For instance, earlier this year, Barack Obama told an interviewer over coffee that aliens are, in fact, “real, but I haven’t seen them.” Of course, after people noticed he said anything, he tried to dismiss the whole thing as a mathematical probability. Then, of course, Trump accused him of releasing confidential information.
Meanwhile, Rep. Tim Burchett of Tennessee has been making the interview rounds, calling on the Trump administration to release the files because “I think we can handle it,” all while assuring us that the evidence he’s been privy to in congressional hearings is nothing short of shocking. “We’ve seen too much. I’ve seen too much. Not myself personally, but out when I’ve been briefed by government officials. Video, pictures. Some of the best-trained pilots in the world have described having close collisions with some sort of aircraft or apparatus, and so I think it’s time that they come clean.” Burchett’s point is that, if we’re spending tens of millions of dollars on the whole alien thing, it’s only fair that we get all the juicy details out of it.
As a taxpayer, I’m deeply grateful.
In all seriousness, the question of whether aliens exist is intriguing, not because the answer is fascinating, but because the aliens are. Aliens are like fairies: They are the green-skinned, creepy-eyed representatives of enchantment in the modern world. Serious and superficial folk (in the words of G. K. Chesterton) tell us that it is absurd to believe such creatures exist. And yet, the myth persists.
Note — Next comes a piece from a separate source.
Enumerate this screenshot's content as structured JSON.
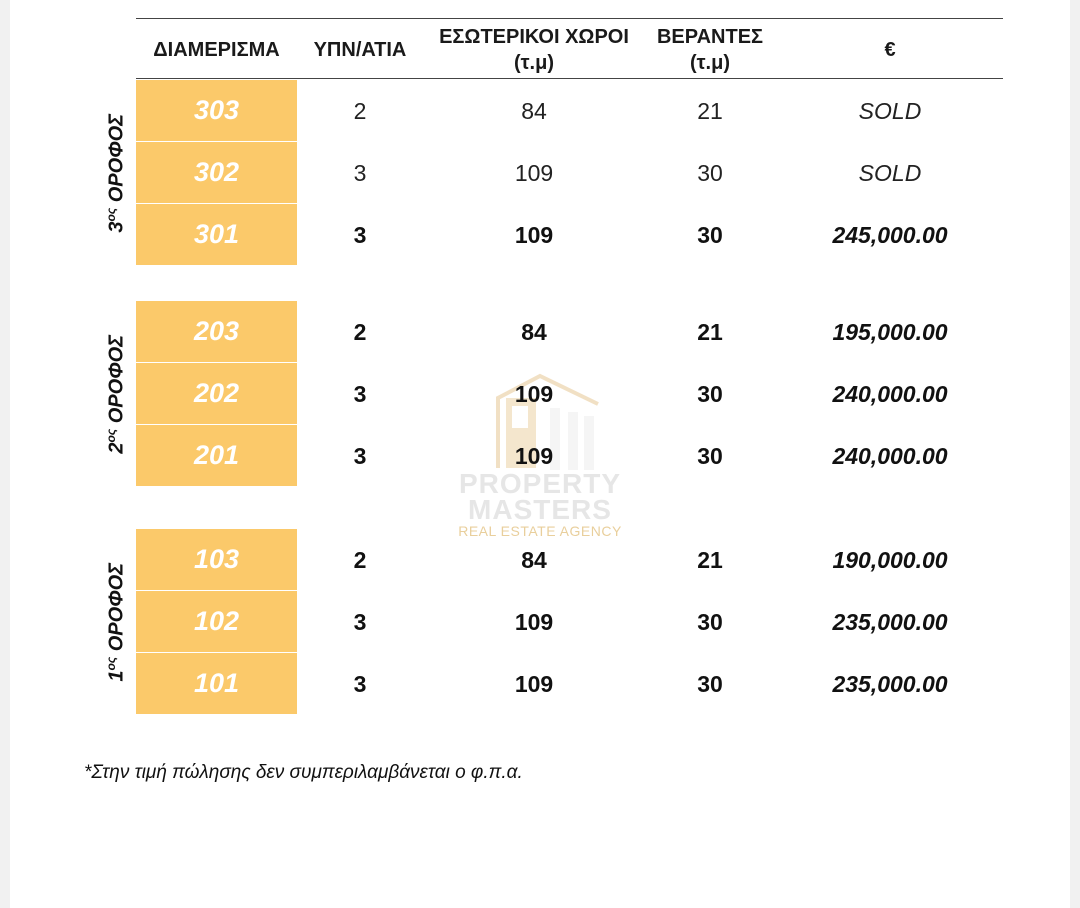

And a myth it is — at least in its cultural import. First, and perhaps least importantly, we use aliens the way the Greeks employed Zeus or the Irish employed leprechauns: to describe things we don’t quite understand. Are we not quite sure what exactly the oblong flying object the Navy encountered in 2004 was? Alien activity is as good a hypothesis as any. (READ MORE: Lee Strobel: Americans Don’t Need Much Persuasion in the Supernatural)
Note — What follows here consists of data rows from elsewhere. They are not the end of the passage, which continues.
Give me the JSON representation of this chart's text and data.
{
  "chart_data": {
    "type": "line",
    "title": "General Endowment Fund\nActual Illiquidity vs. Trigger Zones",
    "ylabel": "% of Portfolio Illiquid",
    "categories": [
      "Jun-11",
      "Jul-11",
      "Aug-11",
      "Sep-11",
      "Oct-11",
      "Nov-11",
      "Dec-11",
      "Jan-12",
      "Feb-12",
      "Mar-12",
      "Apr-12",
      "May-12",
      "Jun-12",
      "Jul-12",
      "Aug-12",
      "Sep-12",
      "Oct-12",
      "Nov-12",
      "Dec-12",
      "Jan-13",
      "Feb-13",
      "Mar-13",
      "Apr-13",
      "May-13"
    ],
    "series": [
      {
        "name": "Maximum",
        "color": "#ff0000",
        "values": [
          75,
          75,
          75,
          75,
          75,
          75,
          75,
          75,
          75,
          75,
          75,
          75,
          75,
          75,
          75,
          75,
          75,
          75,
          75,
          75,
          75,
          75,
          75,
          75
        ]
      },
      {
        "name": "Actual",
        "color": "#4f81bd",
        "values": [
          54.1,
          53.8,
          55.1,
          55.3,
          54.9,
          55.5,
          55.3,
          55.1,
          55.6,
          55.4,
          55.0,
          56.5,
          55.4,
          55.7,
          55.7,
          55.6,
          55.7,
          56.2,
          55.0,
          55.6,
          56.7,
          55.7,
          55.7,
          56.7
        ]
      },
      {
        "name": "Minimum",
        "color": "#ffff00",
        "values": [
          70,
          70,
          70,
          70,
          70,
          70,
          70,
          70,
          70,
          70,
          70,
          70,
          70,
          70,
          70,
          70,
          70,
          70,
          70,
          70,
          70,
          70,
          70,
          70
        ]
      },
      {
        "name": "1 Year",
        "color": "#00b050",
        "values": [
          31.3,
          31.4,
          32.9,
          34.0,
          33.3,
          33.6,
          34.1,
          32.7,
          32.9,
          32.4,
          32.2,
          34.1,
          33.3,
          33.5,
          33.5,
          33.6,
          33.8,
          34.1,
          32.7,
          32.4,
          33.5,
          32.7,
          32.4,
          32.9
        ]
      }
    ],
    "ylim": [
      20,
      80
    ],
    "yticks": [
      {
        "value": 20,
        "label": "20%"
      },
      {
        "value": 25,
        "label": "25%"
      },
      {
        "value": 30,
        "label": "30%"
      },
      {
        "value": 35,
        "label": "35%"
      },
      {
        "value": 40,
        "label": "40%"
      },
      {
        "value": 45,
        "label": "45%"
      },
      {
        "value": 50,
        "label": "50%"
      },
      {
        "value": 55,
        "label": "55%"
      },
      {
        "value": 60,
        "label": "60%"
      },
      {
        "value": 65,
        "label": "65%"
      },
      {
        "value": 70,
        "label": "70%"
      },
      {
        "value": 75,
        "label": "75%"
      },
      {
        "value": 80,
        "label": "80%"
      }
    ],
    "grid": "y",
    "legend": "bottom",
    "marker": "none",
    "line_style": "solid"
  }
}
More significantly, however, the alien myth is the one modern man has used to satisfy his deep desire to believe that something exists which he cannot see and to build worlds out of it. Man, as Tolkien liked to point out, has a need to indulge in sub-creation. In turning a barren red planet into a place thriving with intelligent life, man is exercising a faculty which (at least in part) impelled the author of Genesis to write that man is made in the “image and likeness” of the Creator.
It is true, of course, that aliens are a much lesser type of myth than Cinderella’s godmother or that prideful talking pussycat who likes his promises kept. They tend to be less romantic (I’m decently sure that no alien princess has been wooed by an alien prince as of yet) and frankly, a bit less moral (so were the pagan gods). It is, however, also true that it’s more important that the myth exists first than that it’s a perfect myth (that already exists anyway and was written by a far better mythologist than H. G. Wells).
It is proof that perhaps our culture is not so far gone that it has lost its sense of imagination and that men are not quite so grown up that they’ve forgotten to be children. And that’s quite a welcome bit of news.